Concurrency is a hard problem, and unexpected interactions between asynchronous events in concurrent environments has been a periodic bugbear for almost as long as computers have been interactive.
It's what made the Amiga look less reliable than its competitors... if you only ran one native program at a time it was a lot more stable than MacOS or MS-DOS, because the OS provided a much richer set of services so applications didn't have to replicate them... but most people took advantage of the multitasking and when something crashed in the background the lack of memory protection meant the whole thing went down, and non-native software that wasn't written with multitasking in mind could produce the most entertaining crashes.
These days we all have good protected mode multitasking operating systems, but we don't have good easy ways to distribute an application across multiple cores.
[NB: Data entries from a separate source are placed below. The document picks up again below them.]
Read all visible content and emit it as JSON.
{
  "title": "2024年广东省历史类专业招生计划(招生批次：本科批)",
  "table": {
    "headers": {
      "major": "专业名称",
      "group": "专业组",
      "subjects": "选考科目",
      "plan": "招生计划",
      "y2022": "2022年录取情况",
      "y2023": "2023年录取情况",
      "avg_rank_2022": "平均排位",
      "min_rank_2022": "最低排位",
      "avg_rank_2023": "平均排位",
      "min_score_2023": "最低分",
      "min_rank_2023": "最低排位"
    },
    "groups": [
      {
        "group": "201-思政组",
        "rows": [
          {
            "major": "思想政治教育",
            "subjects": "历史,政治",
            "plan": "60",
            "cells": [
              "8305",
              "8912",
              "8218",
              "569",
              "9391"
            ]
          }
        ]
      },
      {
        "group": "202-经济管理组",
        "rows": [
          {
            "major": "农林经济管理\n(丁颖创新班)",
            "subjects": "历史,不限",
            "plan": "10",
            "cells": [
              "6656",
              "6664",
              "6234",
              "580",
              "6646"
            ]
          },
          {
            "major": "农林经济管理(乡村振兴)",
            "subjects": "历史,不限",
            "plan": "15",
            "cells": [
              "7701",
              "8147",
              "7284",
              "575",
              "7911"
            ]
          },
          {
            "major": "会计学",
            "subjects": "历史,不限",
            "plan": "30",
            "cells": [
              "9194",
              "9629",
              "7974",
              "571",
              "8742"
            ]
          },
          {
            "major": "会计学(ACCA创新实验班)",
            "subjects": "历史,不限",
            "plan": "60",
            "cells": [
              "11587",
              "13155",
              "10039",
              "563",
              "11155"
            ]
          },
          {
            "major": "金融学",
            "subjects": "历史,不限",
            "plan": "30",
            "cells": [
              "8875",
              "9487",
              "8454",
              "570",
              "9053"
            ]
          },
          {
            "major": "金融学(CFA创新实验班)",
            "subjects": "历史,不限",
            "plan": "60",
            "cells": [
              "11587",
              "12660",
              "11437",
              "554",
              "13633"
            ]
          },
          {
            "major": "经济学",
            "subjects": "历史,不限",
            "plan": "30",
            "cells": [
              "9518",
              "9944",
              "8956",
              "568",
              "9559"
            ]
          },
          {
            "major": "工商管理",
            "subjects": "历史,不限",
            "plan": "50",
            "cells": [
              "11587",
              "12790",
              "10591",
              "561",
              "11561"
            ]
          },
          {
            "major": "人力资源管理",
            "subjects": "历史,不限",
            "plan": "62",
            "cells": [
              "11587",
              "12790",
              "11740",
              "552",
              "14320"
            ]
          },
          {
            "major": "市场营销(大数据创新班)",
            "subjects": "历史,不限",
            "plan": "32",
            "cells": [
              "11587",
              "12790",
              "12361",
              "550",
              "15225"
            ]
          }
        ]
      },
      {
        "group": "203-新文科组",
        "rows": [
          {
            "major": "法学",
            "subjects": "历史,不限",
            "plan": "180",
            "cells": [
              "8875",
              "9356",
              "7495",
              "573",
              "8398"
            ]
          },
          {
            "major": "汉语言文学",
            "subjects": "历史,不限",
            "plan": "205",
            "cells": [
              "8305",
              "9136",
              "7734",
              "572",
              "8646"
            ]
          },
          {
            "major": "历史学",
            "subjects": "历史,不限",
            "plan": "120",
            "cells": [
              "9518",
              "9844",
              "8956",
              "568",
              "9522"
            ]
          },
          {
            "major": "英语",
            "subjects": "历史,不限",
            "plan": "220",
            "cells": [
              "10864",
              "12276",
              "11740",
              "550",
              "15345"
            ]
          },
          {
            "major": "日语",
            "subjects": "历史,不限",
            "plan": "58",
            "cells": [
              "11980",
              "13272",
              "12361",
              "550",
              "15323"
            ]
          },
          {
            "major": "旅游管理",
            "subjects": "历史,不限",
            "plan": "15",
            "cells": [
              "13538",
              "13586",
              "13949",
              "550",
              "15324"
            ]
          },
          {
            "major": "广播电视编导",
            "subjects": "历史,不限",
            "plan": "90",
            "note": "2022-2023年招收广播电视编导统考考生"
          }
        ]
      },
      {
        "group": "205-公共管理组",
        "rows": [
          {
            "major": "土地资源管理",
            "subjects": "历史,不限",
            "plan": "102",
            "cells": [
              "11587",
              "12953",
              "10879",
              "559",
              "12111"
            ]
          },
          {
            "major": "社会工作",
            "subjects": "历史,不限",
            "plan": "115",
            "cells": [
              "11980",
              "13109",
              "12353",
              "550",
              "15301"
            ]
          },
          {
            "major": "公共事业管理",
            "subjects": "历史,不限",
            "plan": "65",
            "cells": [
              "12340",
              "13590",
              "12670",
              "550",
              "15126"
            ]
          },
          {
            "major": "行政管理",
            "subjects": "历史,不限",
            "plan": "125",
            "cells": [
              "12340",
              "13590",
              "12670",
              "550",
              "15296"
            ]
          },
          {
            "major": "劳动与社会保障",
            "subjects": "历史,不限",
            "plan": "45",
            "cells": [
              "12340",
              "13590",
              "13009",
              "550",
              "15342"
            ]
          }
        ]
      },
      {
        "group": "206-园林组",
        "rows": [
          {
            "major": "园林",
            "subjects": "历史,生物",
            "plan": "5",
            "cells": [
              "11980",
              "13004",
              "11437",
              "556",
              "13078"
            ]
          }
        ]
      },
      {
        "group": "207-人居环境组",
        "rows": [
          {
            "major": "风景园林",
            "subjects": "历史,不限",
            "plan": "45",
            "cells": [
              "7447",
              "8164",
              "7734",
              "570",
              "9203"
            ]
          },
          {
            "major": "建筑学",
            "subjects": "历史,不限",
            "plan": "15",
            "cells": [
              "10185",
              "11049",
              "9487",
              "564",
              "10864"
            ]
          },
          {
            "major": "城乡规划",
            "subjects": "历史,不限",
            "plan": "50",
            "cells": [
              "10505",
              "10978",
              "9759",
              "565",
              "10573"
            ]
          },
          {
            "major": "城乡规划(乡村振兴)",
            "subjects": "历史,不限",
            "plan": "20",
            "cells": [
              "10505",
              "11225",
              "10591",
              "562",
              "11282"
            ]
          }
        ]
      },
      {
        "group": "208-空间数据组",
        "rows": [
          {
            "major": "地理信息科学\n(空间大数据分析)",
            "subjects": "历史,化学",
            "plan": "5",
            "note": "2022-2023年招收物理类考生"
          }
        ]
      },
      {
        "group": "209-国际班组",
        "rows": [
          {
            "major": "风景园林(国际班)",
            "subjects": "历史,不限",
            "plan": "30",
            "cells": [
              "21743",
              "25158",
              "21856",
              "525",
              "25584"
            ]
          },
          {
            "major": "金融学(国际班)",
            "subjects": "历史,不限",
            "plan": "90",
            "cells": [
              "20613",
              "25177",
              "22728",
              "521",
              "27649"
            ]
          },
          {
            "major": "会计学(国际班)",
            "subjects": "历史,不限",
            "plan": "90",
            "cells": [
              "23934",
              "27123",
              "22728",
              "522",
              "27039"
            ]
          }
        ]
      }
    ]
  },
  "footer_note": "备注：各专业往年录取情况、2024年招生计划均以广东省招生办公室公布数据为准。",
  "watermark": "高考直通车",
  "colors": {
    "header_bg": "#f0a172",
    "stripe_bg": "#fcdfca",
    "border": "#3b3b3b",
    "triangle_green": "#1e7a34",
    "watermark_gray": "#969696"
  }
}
Until we do, most applications are going to be written to run single-threaded and depend on the OS to use the other cores to speed up the rest of the system, both at the application level and doing things like running graphics libraries on another core.
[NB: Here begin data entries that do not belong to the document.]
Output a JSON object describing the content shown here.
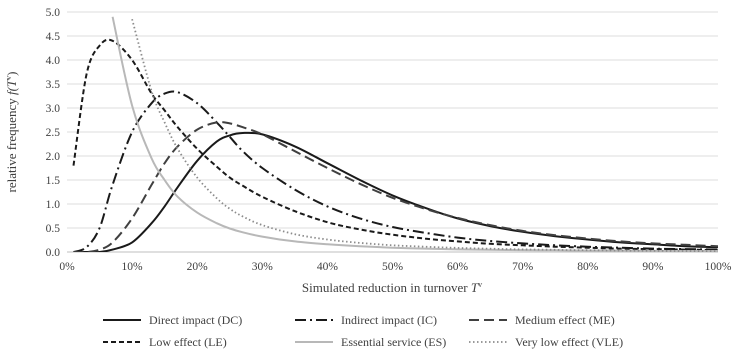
{
  "chart_data": {
    "type": "line",
    "title": "",
    "xlabel": {
      "main": "Simulated reduction in turnover ",
      "var": "T",
      "sup": "v"
    },
    "ylabel": {
      "main": "relative frequency  ",
      "var": "f(T",
      "sup": "v",
      "close": ")"
    },
    "xlim": [
      0,
      1
    ],
    "ylim": [
      0,
      5
    ],
    "x_ticks": [
      0,
      0.1,
      0.2,
      0.3,
      0.4,
      0.5,
      0.6,
      0.7,
      0.8,
      0.9,
      1.0
    ],
    "x_tick_labels": [
      "0%",
      "10%",
      "20%",
      "30%",
      "40%",
      "50%",
      "60%",
      "70%",
      "80%",
      "90%",
      "100%"
    ],
    "y_ticks": [
      0,
      0.5,
      1,
      1.5,
      2,
      2.5,
      3,
      3.5,
      4,
      4.5,
      5
    ],
    "y_tick_labels": [
      "0.0",
      "0.5",
      "1.0",
      "1.5",
      "2.0",
      "2.5",
      "3.0",
      "3.5",
      "4.0",
      "4.5",
      "5.0"
    ],
    "grid": "horizontal",
    "legend_position": "bottom",
    "x": [
      0.01,
      0.03,
      0.05,
      0.07,
      0.1,
      0.13,
      0.15,
      0.17,
      0.2,
      0.23,
      0.25,
      0.27,
      0.3,
      0.35,
      0.4,
      0.45,
      0.5,
      0.55,
      0.6,
      0.65,
      0.7,
      0.75,
      0.8,
      0.85,
      0.9,
      0.95,
      1.0
    ],
    "series": [
      {
        "name": "Direct impact (DC)",
        "values": [
          0.0,
          0.0,
          0.0,
          0.05,
          0.2,
          0.6,
          0.95,
          1.35,
          1.9,
          2.3,
          2.43,
          2.48,
          2.45,
          2.2,
          1.85,
          1.5,
          1.18,
          0.92,
          0.7,
          0.54,
          0.42,
          0.33,
          0.26,
          0.2,
          0.16,
          0.12,
          0.1
        ],
        "color": "#1a1a1a",
        "dash": "solid"
      },
      {
        "name": "Indirect impact (IC)",
        "values": [
          0.0,
          0.1,
          0.5,
          1.4,
          2.5,
          3.1,
          3.3,
          3.33,
          3.1,
          2.7,
          2.4,
          2.1,
          1.75,
          1.3,
          0.95,
          0.7,
          0.52,
          0.4,
          0.3,
          0.23,
          0.18,
          0.14,
          0.11,
          0.09,
          0.07,
          0.06,
          0.05
        ],
        "color": "#1a1a1a",
        "dash": "dashdot"
      },
      {
        "name": "Medium effect (ME)",
        "values": [
          0.0,
          0.0,
          0.05,
          0.2,
          0.7,
          1.4,
          1.85,
          2.2,
          2.55,
          2.7,
          2.68,
          2.6,
          2.45,
          2.1,
          1.75,
          1.42,
          1.13,
          0.9,
          0.71,
          0.56,
          0.44,
          0.35,
          0.28,
          0.22,
          0.18,
          0.15,
          0.12
        ],
        "color": "#404040",
        "dash": "longdash"
      },
      {
        "name": "Low effect (LE)",
        "values": [
          1.8,
          3.7,
          4.3,
          4.4,
          4.0,
          3.3,
          2.95,
          2.6,
          2.15,
          1.78,
          1.55,
          1.38,
          1.15,
          0.85,
          0.62,
          0.47,
          0.36,
          0.28,
          0.22,
          0.17,
          0.14,
          0.11,
          0.09,
          0.07,
          0.06,
          0.05,
          0.04
        ],
        "color": "#1a1a1a",
        "dash": "shortdash"
      },
      {
        "name": "Essential service (ES)",
        "values": [
          null,
          null,
          null,
          4.9,
          3.05,
          1.95,
          1.5,
          1.15,
          0.82,
          0.6,
          0.49,
          0.41,
          0.32,
          0.22,
          0.16,
          0.12,
          0.09,
          0.07,
          0.055,
          0.045,
          0.04,
          0.035,
          0.03,
          0.025,
          0.02,
          0.02,
          0.02
        ],
        "color": "#b8b8b8",
        "dash": "solid"
      },
      {
        "name": "Very low effect (VLE)",
        "values": [
          null,
          null,
          null,
          null,
          4.85,
          3.35,
          2.7,
          2.15,
          1.55,
          1.12,
          0.9,
          0.74,
          0.56,
          0.37,
          0.26,
          0.19,
          0.14,
          0.11,
          0.085,
          0.068,
          0.055,
          0.045,
          0.037,
          0.03,
          0.025,
          0.02,
          0.018
        ],
        "color": "#8c8c8c",
        "dash": "dotted"
      }
    ]
  }
}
Until we have so many cores that the OS can't make effective use of them I don't think there's even going to be much of an attempt to make use of them for more developers. And then we're going to go through a painful period like we went through before Microsoft discovered multitasking.
was an interesting article, particularly the part about the hybrid "roadrunner" architecture.
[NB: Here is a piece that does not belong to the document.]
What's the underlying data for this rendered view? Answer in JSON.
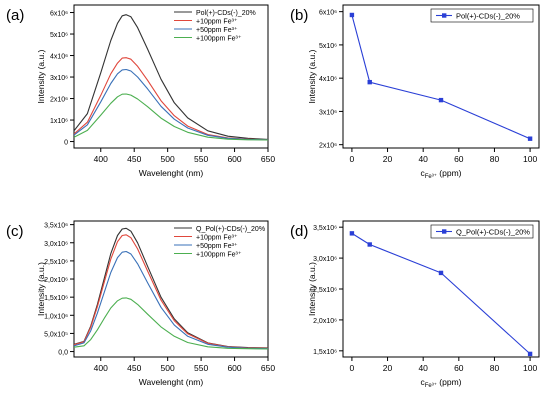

However what is more relevant to today's non-supercomputing needs is SMP scalability.
One of the challenges with SMP scalability is cache coherency; synchronizing the caches on the processors is a costly operation (this is necessary to ensure that each processor has the same view of certain memory at the same time), normally (always?) done with a cache invalidation.
So the more invalidations you do, the more often the processor has to fetch memory from main memory, and the less it's using its cache. Processing slows down dramatically.
I've tried to design the qore programming language http://qore.sourceforge.net/ to be scalable on SMP systems. The new version (released today) has some interesting optimizations that have resulting in a large performance boost on SMP machines - the optimizations involve reducing the number of cache invalidations to the minimum (more than just reducing locking, although that is a part of it too - even an atomic update - for example on intel an assembly lock and increment - involves a cache invalidation and therefore is an expensive operation on SMP platforms). There is more work to be done, but in simple benchmarks of affected code paths the performance increase was between 2 and 3 times as fast with the optimizations on the same qore code.
Anyway it would be interesting to know if other high-level programming languages have also taken the same approach (or will do so); as we go forward, it's clear that SMP scalability will be an important topic for the future...
This is an often-repeated misconception. Cell abandons the practice of having different fp, integer, and vector registers... all registers are 128-bit and any instruction can be issued on any of them, and those instructions are generated by a C++ compiler. So saying that programmers code in these SIMD instructions is like saying that "x86's design counts on programmers to shuffle values between the fp stack, integer and vector registers, and code in separate fp, integer, and vector instructions to get the absolute fastest performance".
The reality is that Cell was targeted more at solving the memory problem than just doing SIMD stream processing. Engineers looked around and decided a 32kb L1 cache was silly... not having a cache-snooping DMA engine (or prefetch engine) would be silly. Putting nine cores on a bus with 7 GB/s bandwidth would be silly. Not being able to overlap memory latency with execution is silly. To solve all these problems, you give up having a single coherent address space.
But there is even more power in Java, .NET investments now... It is completely within the realm of possibility to write a runtime that executes your Java thread on SPU, or JITs the .NET to SPU code. It's a nice benefit that these are already handle-based rather than pointer based languages, so the memory-mapping is a task of the runtime and transparent to the code. And IBM is working hard on native C++ code generation that is agnostic of the address space problem.